The charge is £15 per day when paid in advance or on the day, rising to £17.50 if paid by midnight on the third day after the journey.

Operating Hours

Effective seven days a week, the charge applies from 7:00 am to 18:00 pm Monday to Friday and 12:00 to 18:00 Saturday to Sunday (and bank holidays). No charge on Christmas Day or New Year's Day.

Strategies to Avoid Payment

Traveling between 18:00 and 7:00 Monday to Friday and 18:00 to 12:00 Saturday to Sunday (including bank holidays) exempts you from the charge, as well as during Christmas Day or New Year's Day.

Applicable Vehicles

Cars with emission standards of Euro 4 (NOx) for petrol and Euro 6 (NOx and PM) for diesel must pay the charge. Exceptions include electric, hydrogen, and some plug-in hybrid models. Foreign-registered cars also face charges.


Residents within the C-Charge zone can receive a 90% discount. Full exemptions, with a £10 annual registration fee, apply to disabled drivers with a Blue Badge, Euro 5 or 6 petrol cars, electric vehicles, vehicles with nine or more seats, motorised tricycles, and motorcycles.

Electric Vehicle Exemption

Electric car drivers are exempt until December 24, 2025, with eligibility requiring a Cleaner Vehicle Discount application; otherwise, the daily Congestion Charge fee applies.

Payment Methods

Payment options include online payment through the TFL website, selected newsagents, petrol stations, or around 100 self-service machines in car parks (credit and debit cards only). Regular users can register for Auto Pay, offering a £1 per day discount.

Penalties for Non-Payment

Failure to pay by midnight the day after entering the C-Charge zone results in a Penalty Charge Notice (PCN) of £180 (£90 if paid within 14 days).

Appealing Fines

Appeals can be made within 28 days for various reasons, such as not being the vehicle's keeper, having paid the charge, vehicle exemption, unauthorized use, a 100% discount registration, or the vehicle being on hire.
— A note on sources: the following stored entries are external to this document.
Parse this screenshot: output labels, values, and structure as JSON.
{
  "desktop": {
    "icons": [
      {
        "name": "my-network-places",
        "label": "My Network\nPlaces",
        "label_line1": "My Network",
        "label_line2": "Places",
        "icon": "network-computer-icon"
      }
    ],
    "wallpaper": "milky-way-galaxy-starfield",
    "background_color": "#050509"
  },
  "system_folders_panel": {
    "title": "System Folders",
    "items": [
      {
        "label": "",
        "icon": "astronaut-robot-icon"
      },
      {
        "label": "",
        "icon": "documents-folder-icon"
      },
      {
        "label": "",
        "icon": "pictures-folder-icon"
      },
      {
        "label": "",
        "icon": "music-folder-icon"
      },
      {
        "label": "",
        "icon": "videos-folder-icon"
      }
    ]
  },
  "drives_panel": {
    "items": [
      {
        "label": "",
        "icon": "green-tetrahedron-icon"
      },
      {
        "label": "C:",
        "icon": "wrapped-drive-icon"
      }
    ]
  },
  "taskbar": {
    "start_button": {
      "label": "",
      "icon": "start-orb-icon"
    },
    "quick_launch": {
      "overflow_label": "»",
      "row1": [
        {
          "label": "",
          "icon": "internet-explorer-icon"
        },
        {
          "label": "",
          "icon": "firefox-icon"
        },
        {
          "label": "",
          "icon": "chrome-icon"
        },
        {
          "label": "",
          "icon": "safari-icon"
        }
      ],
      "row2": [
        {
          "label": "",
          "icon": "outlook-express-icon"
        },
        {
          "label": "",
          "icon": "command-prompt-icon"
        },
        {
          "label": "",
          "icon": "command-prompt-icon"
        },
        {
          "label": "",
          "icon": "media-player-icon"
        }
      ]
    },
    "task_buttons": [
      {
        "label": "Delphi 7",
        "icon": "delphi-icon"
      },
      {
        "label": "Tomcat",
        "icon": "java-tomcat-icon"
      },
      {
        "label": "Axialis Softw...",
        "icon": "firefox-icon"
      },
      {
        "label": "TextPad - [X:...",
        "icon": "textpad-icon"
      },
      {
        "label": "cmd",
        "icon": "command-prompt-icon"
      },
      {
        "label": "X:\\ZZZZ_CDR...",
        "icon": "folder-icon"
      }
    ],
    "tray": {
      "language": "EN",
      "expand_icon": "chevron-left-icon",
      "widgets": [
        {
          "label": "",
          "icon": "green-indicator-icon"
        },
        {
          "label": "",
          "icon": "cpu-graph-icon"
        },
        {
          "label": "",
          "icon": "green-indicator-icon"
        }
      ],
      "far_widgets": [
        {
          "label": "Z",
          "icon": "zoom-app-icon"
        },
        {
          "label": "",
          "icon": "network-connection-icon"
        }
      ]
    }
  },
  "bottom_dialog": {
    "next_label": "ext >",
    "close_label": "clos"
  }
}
Appeals can be submitted online or by mail to Congestion Charging, PO Box 344, Darlington, DL1 9QE.

Historical Context

Introduced in 2003 by then Mayor Ken Livingstone at £5 a day, the Congestion Charge has increased to £15 a day for most drivers. The 'Western Extension' introduced in 2007 was later removed in 2010 following protests.

This summary encapsulates key information about the London Congestion Charge.